In the late 1930s, Siegel began dating Virginia Hill. Hill was an actress but is best known for her relationship with Siegel. The quick-tempered and irrational pair made for a stormy relationship. Virginia Hill had been one of the top molls of the underworld before she met Siegel, and her continuing connections to them allowed the bosses to keep tabs on what Siegel was doing.
Their turbulent relationship eventually took them to Las Vegas.
Leaving Las Vegas
In 1945, Bugsy Siegel and Virginia Hill arrived in Las Vegas to fulfill his dream of building a gambling mecca in the Nevada desert. Construction soon began on the Flamingo Hotel and Casino under Siegel’s supervision.

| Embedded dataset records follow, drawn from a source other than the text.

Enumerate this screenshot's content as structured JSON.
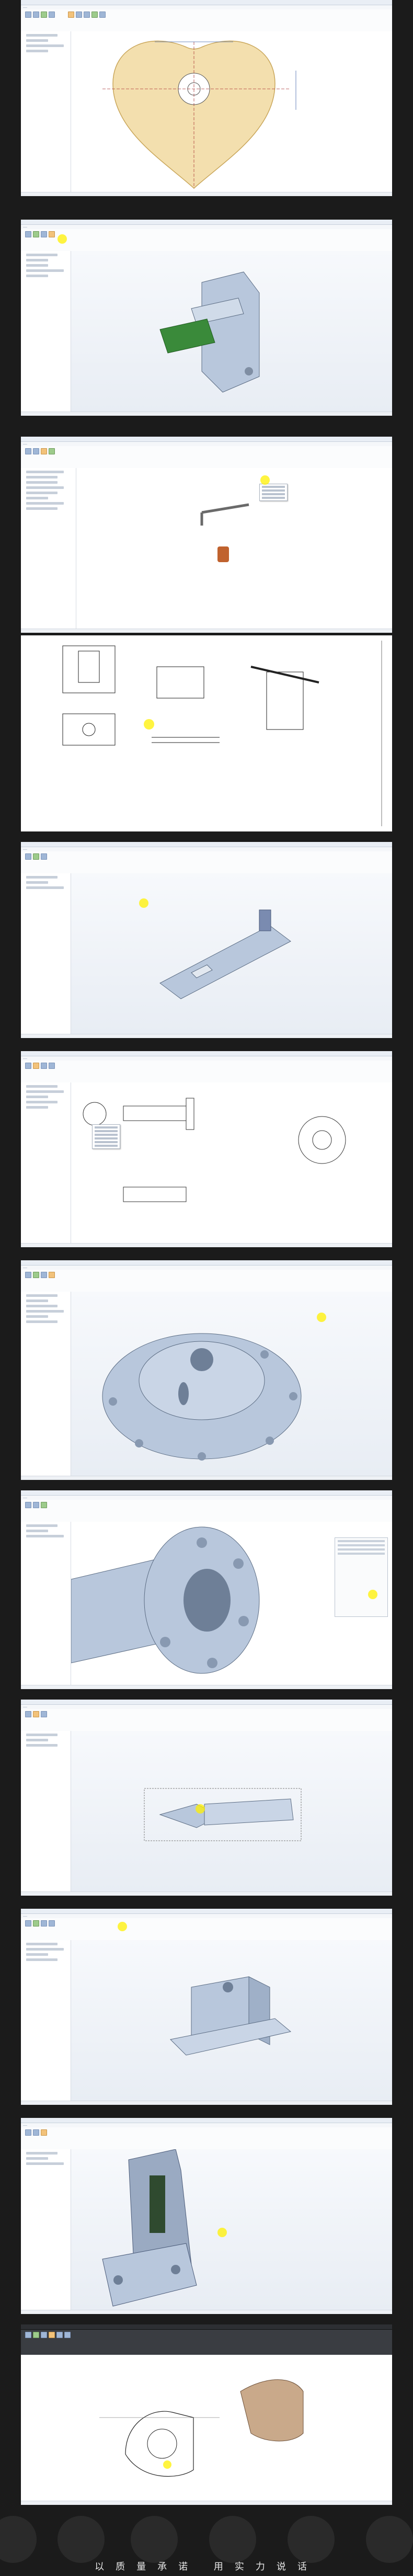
{
  "screenshots": [
    {
      "title": "",
      "menus": [
        "",
        "",
        "",
        "",
        "",
        "",
        ""
      ],
      "caption": ""
    },
    {
      "title": "",
      "menus": [
        "",
        "",
        "",
        "",
        "",
        "",
        ""
      ],
      "caption": ""
    },
    {
      "title": "",
      "menus": [
        "",
        "",
        "",
        "",
        "",
        "",
        ""
      ],
      "caption": ""
    },
    {
      "title": "",
      "menus": [],
      "caption": ""
    },
    {
      "title": "",
      "menus": [
        "",
        "",
        "",
        "",
        "",
        "",
        ""
      ],
      "caption": ""
    },
    {
      "title": "",
      "menus": [
        "",
        "",
        "",
        "",
        "",
        "",
        ""
      ],
      "caption": ""
    },
    {
      "title": "",
      "menus": [
        "",
        "",
        "",
        "",
        "",
        "",
        ""
      ],
      "caption": ""
    },
    {
      "title": "",
      "menus": [
        "",
        "",
        "",
        "",
        "",
        "",
        ""
      ],
      "caption": ""
    },
    {
      "title": "",
      "menus": [
        "",
        "",
        "",
        "",
        "",
        "",
        ""
      ],
      "caption": ""
    },
    {
      "title": "",
      "menus": [
        "",
        "",
        "",
        "",
        "",
        "",
        ""
      ],
      "caption": ""
    },
    {
      "title": "",
      "menus": [
        "",
        "",
        "",
        "",
        "",
        "",
        ""
      ],
      "caption": ""
    },
    {
      "title": "",
      "menus": [
        "",
        "",
        "",
        "",
        "",
        "",
        ""
      ],
      "caption": ""
    }
  ],
  "footer": {
    "slogan": "以质量承诺 用实力说话"
  },
  "colors": {
    "background": "#1b1b1b",
    "cad_model": "#b8c7dc",
    "cursor_highlight": "#fff000",
    "sketch_fill": "#f3dfae",
    "green_board": "#3a8a3a"
  }
}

Funded by the eastern syndicate, the project carried at $1.5 million budget. It wasn’t long before the construction costs had climbed to more than $6 million though. When Meyer Lansky, who was now a leading member of the syndicate, found out that Siegel’s theft and mismanagement caused most of the overruns, he was furious and felt betrayed by his boyhood friend.
Siegel returned to Beverly Hills and was living at Virginia Hill’s rented home. Then, on the evening of June 20, 1947, a sniper armed with a .30-caliber military carbine rested the barrel on latticework outside the living room. The sniper fired nine steel-jacketed slugs through a window.
The shots hit Siegel four times–twice in the head and twice in the torso–as he sat on a sofa reading a copy of the Los Angeles Times.
While Lansky denied any involvement in the hit, there is little doubt that the syndicate ordered Siegel’s murder. No one knows for sure who pulled the trigger, and the debate has gone on for the last 72 years. But one thing everyone agrees on is that the death scene in that Beverly Hills living room was gruesome.
Bugsy Siegel’s Legacy
Benjamin Siegel will always be remembered as the brains behind the Flamingo Hotel and Casino, even though today’s Flamingo bears little resemblance to the one he built. But his real legacy is of a brutal, unpredictable thug who created an underworld empire from bootlegging, gambling, and assassinations.
If there is such a thing as poetic justice, it was manifested in the way he died—violently and ruthlessly.